The Mummy, Valerian and the City of a Thousand Planets, The Emoji Movie

Maybe it’s because it’s based on a property that no one cares about, or has heard of outside of France, or is a fucking doodle on our phones, but more than any other season, summer provides several opportunities to study how, and why, movies bomb. It’s possible we could be wrong — no one thought a movie involving a talking racoon and a giant fighting tree would be any good — but we’re probably not.

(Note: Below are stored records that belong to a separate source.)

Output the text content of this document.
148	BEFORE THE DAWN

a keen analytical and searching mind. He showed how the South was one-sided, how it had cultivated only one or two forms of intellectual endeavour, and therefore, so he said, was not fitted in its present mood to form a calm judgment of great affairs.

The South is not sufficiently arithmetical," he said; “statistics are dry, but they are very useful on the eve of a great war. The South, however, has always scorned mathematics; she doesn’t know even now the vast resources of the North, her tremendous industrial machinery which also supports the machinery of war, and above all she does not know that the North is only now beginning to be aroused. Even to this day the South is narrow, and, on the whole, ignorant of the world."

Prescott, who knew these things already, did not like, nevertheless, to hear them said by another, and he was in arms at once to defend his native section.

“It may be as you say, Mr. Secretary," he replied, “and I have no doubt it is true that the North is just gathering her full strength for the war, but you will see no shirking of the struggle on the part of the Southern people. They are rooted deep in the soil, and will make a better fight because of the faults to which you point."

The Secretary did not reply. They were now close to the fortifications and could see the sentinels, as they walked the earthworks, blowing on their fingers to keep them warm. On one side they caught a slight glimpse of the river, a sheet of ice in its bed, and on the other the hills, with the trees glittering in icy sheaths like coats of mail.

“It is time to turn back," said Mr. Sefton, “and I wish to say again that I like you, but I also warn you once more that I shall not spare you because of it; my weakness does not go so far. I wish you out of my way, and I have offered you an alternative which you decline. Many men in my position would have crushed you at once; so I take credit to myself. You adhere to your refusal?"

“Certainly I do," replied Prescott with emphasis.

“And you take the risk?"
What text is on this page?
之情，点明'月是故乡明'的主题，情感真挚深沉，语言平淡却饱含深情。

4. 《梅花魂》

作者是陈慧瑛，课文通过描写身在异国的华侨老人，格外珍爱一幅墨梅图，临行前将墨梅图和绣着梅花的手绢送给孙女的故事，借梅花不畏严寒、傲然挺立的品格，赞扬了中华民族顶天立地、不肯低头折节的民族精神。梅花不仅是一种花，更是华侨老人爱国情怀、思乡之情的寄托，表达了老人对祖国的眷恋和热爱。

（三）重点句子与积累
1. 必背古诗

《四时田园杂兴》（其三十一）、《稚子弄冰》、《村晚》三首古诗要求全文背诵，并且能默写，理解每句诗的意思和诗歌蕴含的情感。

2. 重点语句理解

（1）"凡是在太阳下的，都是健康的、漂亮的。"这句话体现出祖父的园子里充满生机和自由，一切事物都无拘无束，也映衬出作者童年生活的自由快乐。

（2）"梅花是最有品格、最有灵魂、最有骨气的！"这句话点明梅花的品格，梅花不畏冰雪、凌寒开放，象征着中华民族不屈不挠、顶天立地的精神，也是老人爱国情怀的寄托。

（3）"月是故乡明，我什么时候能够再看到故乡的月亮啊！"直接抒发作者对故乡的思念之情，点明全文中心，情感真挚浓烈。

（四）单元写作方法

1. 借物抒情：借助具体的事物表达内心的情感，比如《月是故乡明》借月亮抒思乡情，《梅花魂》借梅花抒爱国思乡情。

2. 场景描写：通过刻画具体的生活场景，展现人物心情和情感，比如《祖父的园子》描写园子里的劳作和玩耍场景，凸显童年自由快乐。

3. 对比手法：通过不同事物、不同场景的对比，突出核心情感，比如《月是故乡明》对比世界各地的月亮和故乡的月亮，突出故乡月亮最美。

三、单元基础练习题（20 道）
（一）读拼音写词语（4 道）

Redundant Studies in Redundancy II: The Re-Tellings

REQUIRED VIEWING:

Despicable Me 3, Transformers: The Last Knight, Pirates of the Caribbean: Dead Men Tell No Tales, War for the Planet of the Apes

You’ve taken this course before. You know how it ends.

Genre Studies 201

REQUIRED VIEWING:

Baby Driver, Atomic Blonde

There are very few things more thrilling in cinema than an original story, expertly — and idiosyncratically — told. When material and maker come together to create something more than the sum of their parts. These films might not be great, but they are at least satisfying in a pulpy way. This summer, Edgar Wright — the man behind genre pastiches Hot Fuzz and Sean of the Dead — makes Baby Driver, a film that just might dethrone Drive as the best car chase movie of our generation. And in Atomic Blonde, Charlize Theron shows how much more badass she could have been in the last Fast and the Furious movie.

Pretentious Studies 101

REQUIRED VIEWING:

Dunkirk, A Ghost Story

These films — one, the true story of an epic WWII battle, the other, a fictional story about Casey Affleck wearing a sheet — will be the most serious films you should see this summer. They might even be as good as you pretend they are.